Good point! What recipe did you use to create those annotations, specifically the "COUNTRY" and "JOB_TITLE" spans?

I suspect you used a correct recipe (either ner.correct or span.correct). The highlighted examples (with the extra keys for text, source, and input_hash) is the normal behavior for model suggested annotations from a correct recipe.

Perhaps the other spans (don't have the extra keys) were created with the same recipe, but are "manual" annotations (i.e., you only highlighted) and weren't model suggested since the en_core_web_lg doesn't have the custom entities ("COUNTRY" and "JOB_TITLE").

Said differently, the extra keys (text, source, and input_hash) are created when annotated using model assisted correction.

If you had a trained NER model that had all the entities and were model suggestions, then you would have all the keys/data.

One caveat: it is possible to not have these extra fields for entity types that were in your model (e.g., an ORG) because there could be entities that you manually created and weren't model suggestions.

It's not required to train so for purposes of training, it's arbitrary.

However, the data does identify the source of the suggestion (e.g., model). Also, having this info distinguishes it as model suggested ("gold" annotations) because it reflects added confidence that the model would select this label (i.e., the data/model are consistent). So in that way, having this data would tell you this data is more important than manual annotations.

Just curious, have you trained a model by updating the original (e.g., --base-model en_core_web_lg to update) with both your custom entities and fine-tuned entities from en_core_web_lg?

If so, since you're mixing old and new entity types, make sure to account for potential catastrophic forgetting:

I hope this answers your question and let us know if you have other questions!

1 Like

Hi Ryan,

Thanks for your reply.

I used the ner.correct recipe and added custom labels.
Thanks so much for the clear explanation - understood.

We're using en_coreweb_lg` for the predictions in Prodigy but later converting the output to BIO format to train the model using Flair.

A strange thing though, we getting Prodigy predictions for our custom entities. Is that normal?
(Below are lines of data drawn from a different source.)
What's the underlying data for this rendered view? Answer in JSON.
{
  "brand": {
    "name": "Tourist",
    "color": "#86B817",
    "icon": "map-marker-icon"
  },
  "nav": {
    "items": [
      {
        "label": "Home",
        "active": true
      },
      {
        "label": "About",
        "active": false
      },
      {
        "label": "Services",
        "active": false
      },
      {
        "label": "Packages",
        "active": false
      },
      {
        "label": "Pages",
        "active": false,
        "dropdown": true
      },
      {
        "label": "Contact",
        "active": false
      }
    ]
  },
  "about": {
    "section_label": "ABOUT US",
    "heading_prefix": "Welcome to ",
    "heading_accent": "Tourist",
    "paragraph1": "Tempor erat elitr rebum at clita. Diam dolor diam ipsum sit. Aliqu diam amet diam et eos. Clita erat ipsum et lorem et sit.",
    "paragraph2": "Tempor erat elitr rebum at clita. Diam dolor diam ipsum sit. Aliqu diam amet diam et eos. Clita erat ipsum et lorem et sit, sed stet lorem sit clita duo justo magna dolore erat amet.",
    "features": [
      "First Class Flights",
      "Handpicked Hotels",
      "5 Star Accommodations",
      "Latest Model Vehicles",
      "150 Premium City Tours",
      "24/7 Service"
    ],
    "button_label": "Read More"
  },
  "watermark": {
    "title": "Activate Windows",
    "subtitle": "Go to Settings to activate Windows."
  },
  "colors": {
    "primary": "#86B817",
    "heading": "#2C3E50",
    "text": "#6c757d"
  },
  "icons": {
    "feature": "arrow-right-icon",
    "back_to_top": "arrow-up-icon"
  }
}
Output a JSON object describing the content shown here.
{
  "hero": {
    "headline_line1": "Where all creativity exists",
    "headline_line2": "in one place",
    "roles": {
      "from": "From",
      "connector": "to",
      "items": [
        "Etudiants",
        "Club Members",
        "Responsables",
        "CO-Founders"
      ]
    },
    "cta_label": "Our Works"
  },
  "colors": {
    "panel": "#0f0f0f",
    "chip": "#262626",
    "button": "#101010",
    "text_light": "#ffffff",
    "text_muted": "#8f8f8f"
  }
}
Could en_core_web_lg predict on untrained entities?

Many thanks for everything! :pray:t3:

Sorry, I don't fully understand.

Is it that the en_core_web_lg ner model predicts your custom ner labels?

That shouldn't happen. You can view what are the labels in your ner component by running:

import spacy
nlp = spacy.load("en_core_web_lg")
nlp.get_pipe('ner').labels
# ('CARDINAL', 'DATE', 'EVENT', 'FAC', 'GPE', 'LANGUAGE', 'LAW', 'LOC', 'MONEY', 'NORP', 'ORDINAL', 'ORG', 'PERCENT', 'PERSON', 'PRODUCT', 'QUANTITY', 'TIME', 'WORK_OF_ART')

These are the only labels from this component.

Let me know if I misunderstood your problem.

Hi Ryan,

Yes, or at least so it seems :slight_smile: (snippet attached)

The only build-in labels we're using from en_core_web_lg are PERSON and ORG and PRODUCT; the rest are custom.

Thank you

Just to make sure I double check, can you run this:

import spacy
nlp = spacy.load("en_core_web_lg")
text = "[Provide example text from similar behavior]"
doc = nlp(text)
spacy.displacy.serve(doc, style="ent")

If you're still seeing your custom entities, could you try to disable other components to keep only ner?